I had been wetting my bed almost every night, and Mom was flustered. She couldn’t figure out why it was happening or how to stop it.

I remember only bits and pieces of the visit itself.

The therapist—I don’t know if she was a psychologist or a psychiatrist, though I suppose the latter must have been true, because we were in the hospital—and the massive desk she sat behind.

It was afternoon and the hospital halls were empty and dark.

I remember her asking what my mother did for a living, and me saying Mom was a cleaning lady, not because I didn’t know that she was a store manager, but because I was pissed off at her for bringing me there in the first place.

The therapist asked me what color eyes my father had, and I said, Brown .

What color were my mother’s eyes? Brown. Brother’s? Brown. Mine? Purple.

She asked me the same question four times, and I always said, Purple .

I was angry. I knew my eyes were brown. The therapist looked angry too.

She fumbled through her purse for a compound mirror and shoved it into my hand. “What color are your eyes?” she repeated, and I knew the game was over, and that she had won.

I looked into my eyes, turning hazel behind the rippling of tears, and I said, “Brown.”

The prescription she gave my mother: Buy the girl a mirror, place it somewhere she can see herself.
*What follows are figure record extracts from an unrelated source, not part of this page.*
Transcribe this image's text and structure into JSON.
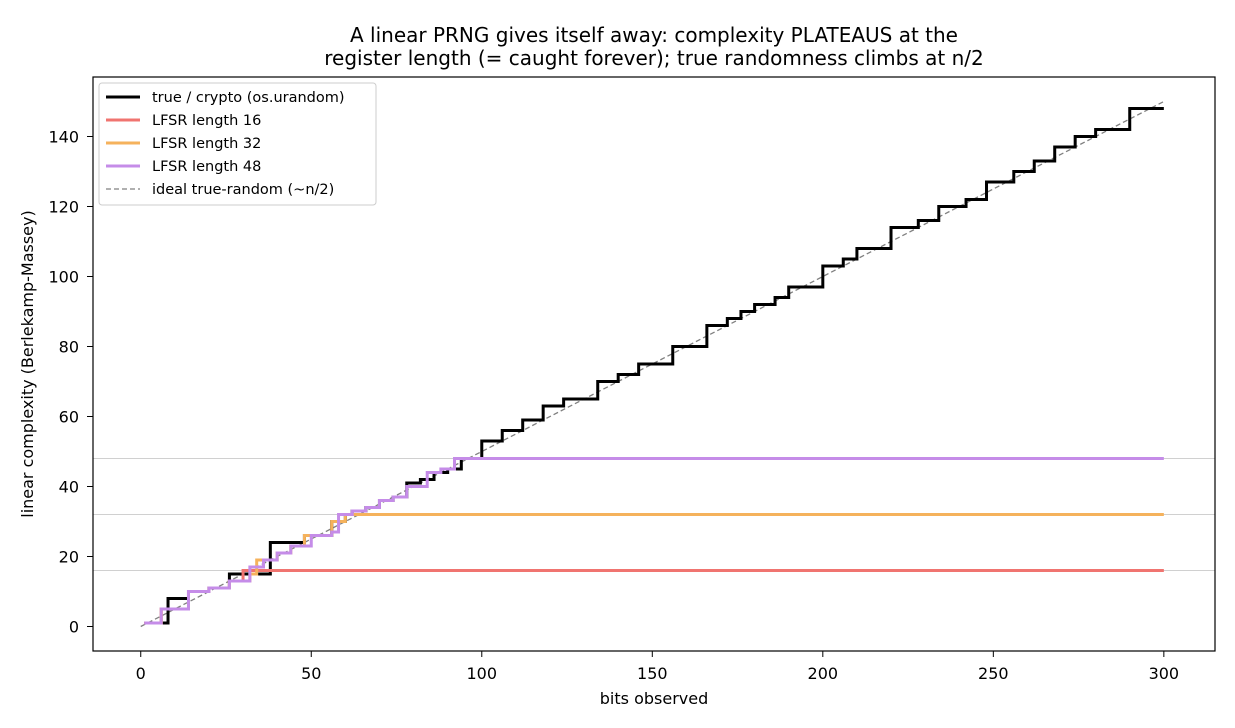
{
  "chart_data": {
    "type": "line",
    "title": [
      "A linear PRNG gives itself away: complexity PLATEAUS at the",
      "register length (= caught forever); true randomness climbs at n/2"
    ],
    "xlabel": "bits observed",
    "ylabel": "linear complexity (Berlekamp-Massey)",
    "xlim": [
      -14,
      315
    ],
    "ylim": [
      -7,
      157
    ],
    "xticks": [
      0,
      50,
      100,
      150,
      200,
      250,
      300
    ],
    "yticks": [
      0,
      20,
      40,
      60,
      80,
      100,
      120,
      140
    ],
    "grid": false,
    "legend_position": "top-left",
    "reference_lines_y": [
      16,
      32,
      48
    ],
    "series": [
      {
        "name": "true / crypto (os.urandom)",
        "color": "#000000",
        "style": "solid",
        "steps": [
          [
            1,
            1
          ],
          [
            8,
            8
          ],
          [
            14,
            10
          ],
          [
            20,
            11
          ],
          [
            26,
            15
          ],
          [
            38,
            24
          ],
          [
            48,
            26
          ],
          [
            52,
            26
          ],
          [
            56,
            30
          ],
          [
            60,
            32
          ],
          [
            62,
            33
          ],
          [
            66,
            34
          ],
          [
            70,
            36
          ],
          [
            74,
            37
          ],
          [
            78,
            41
          ],
          [
            82,
            42
          ],
          [
            86,
            44
          ],
          [
            90,
            45
          ],
          [
            94,
            48
          ],
          [
            100,
            53
          ],
          [
            106,
            56
          ],
          [
            112,
            59
          ],
          [
            118,
            63
          ],
          [
            124,
            65
          ],
          [
            134,
            70
          ],
          [
            140,
            72
          ],
          [
            146,
            75
          ],
          [
            156,
            80
          ],
          [
            166,
            86
          ],
          [
            172,
            88
          ],
          [
            176,
            90
          ],
          [
            180,
            92
          ],
          [
            186,
            94
          ],
          [
            190,
            97
          ],
          [
            200,
            103
          ],
          [
            206,
            105
          ],
          [
            210,
            108
          ],
          [
            220,
            114
          ],
          [
            228,
            116
          ],
          [
            234,
            120
          ],
          [
            242,
            122
          ],
          [
            248,
            127
          ],
          [
            256,
            130
          ],
          [
            262,
            133
          ],
          [
            268,
            137
          ],
          [
            274,
            140
          ],
          [
            280,
            142
          ],
          [
            290,
            148
          ],
          [
            300,
            148
          ]
        ]
      },
      {
        "name": "LFSR length 16",
        "color": "#f07470",
        "style": "solid",
        "steps": [
          [
            1,
            1
          ],
          [
            6,
            5
          ],
          [
            14,
            10
          ],
          [
            20,
            11
          ],
          [
            26,
            13
          ],
          [
            30,
            16
          ],
          [
            300,
            16
          ]
        ]
      },
      {
        "name": "LFSR length 32",
        "color": "#f5b25c",
        "style": "solid",
        "steps": [
          [
            1,
            1
          ],
          [
            6,
            5
          ],
          [
            14,
            10
          ],
          [
            20,
            11
          ],
          [
            26,
            13
          ],
          [
            32,
            15
          ],
          [
            34,
            19
          ],
          [
            40,
            21
          ],
          [
            44,
            23
          ],
          [
            48,
            26
          ],
          [
            52,
            26
          ],
          [
            56,
            30
          ],
          [
            60,
            32
          ],
          [
            300,
            32
          ]
        ]
      },
      {
        "name": "LFSR length 48",
        "color": "#c58ce8",
        "style": "solid",
        "steps": [
          [
            1,
            1
          ],
          [
            6,
            5
          ],
          [
            14,
            10
          ],
          [
            20,
            11
          ],
          [
            26,
            13
          ],
          [
            32,
            17
          ],
          [
            36,
            19
          ],
          [
            40,
            21
          ],
          [
            44,
            23
          ],
          [
            50,
            26
          ],
          [
            56,
            27
          ],
          [
            58,
            32
          ],
          [
            62,
            33
          ],
          [
            66,
            34
          ],
          [
            70,
            36
          ],
          [
            74,
            37
          ],
          [
            78,
            40
          ],
          [
            84,
            44
          ],
          [
            88,
            45
          ],
          [
            92,
            48
          ],
          [
            300,
            48
          ]
        ]
      },
      {
        "name": "ideal true-random (~n/2)",
        "color": "#808080",
        "style": "dashed",
        "line": [
          [
            0,
            0
          ],
          [
            300,
            150
          ]
        ]
      }
    ]
  }
}
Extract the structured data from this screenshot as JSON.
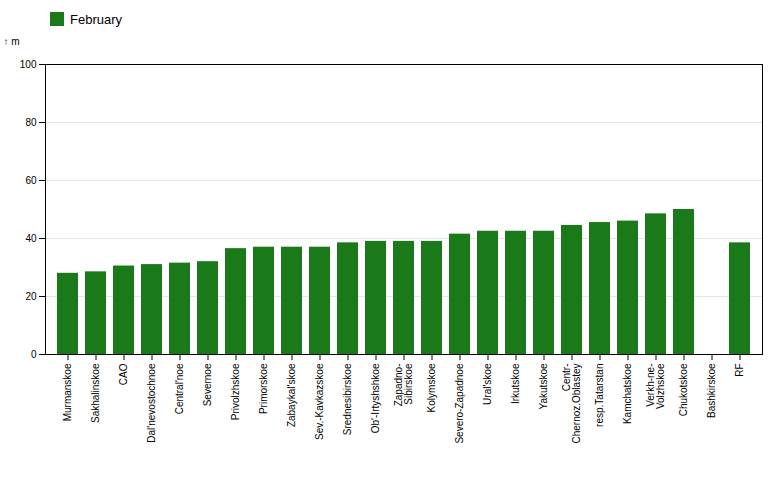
{
  "chart_data": {
    "type": "bar",
    "categories": [
      "Murmanskoe",
      "Sakhalinskoe",
      "CAO",
      "Dal'nevostochnoe",
      "Central'noe",
      "Severnoe",
      "Privolzhskoe",
      "Primorskoe",
      "Zabaykal'skoe",
      "Sev.-Kavkazskoe",
      "Srednesibirskoe",
      "Ob'-Irtyshshkoe",
      "Zapadno-\nSibirskoe",
      "Kolymskoe",
      "Severo-Zapadnoe",
      "Ural'skoe",
      "Irkutskoe",
      "Yakutskoe",
      "Centr-\nChernoz.Oblastey",
      "resp.Tatarstan",
      "Kamchatskoe",
      "Verkh-ne-\nVolzhskoe",
      "Chukotskoe",
      "Bashkirskoe",
      "RF"
    ],
    "series": [
      {
        "name": "February",
        "color": "#1a7a1a",
        "values": [
          28,
          28.5,
          30.5,
          31,
          31.5,
          32,
          36.5,
          37,
          37,
          37,
          38.5,
          39,
          39,
          39,
          41.5,
          42.5,
          42.5,
          42.5,
          44.5,
          45.5,
          46,
          48.5,
          50,
          0,
          38.5
        ]
      }
    ],
    "ylabel": "m",
    "ylim": [
      0,
      100
    ],
    "yticks": [
      0,
      20,
      40,
      60,
      80,
      100
    ],
    "grid": true,
    "legend": "upper left"
  }
}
She needs a sense of identity.

It did work, I stopped wetting the bed. And whenever she told the story to her friends, colleagues, my friends, even Vlaho, my mother always marveled at how easy the fix had been. A mirror!

But it wasn’t the mirror I needed to see myself reflected in.

If I’d stopped wetting the bed, it was because I was too afraid to go back to that woman with harsh, impatient eyes who had defeated me at my own game.

And I wonder how my life would have turned out if she had told my mother what I really needed, the way I told Asier tonight. Would Mom have changed, or would it not have made a difference anyway?

I try to make myself move toward my mother’s grave to tell her something, anything.

That she hurt me. That I love her. That all those years that I was borderline rude and dismissive, all I wanted was for her to reach out and hold me and— God!

—love me. As I am, for who I am. But I’m still glued to the side of my car in the parking lot, not able to take one step.

So I sit back in my car.

As I’m driving home, the road blurs.

“My eyes are hazel,” I say to the empty car. They always are when I cry.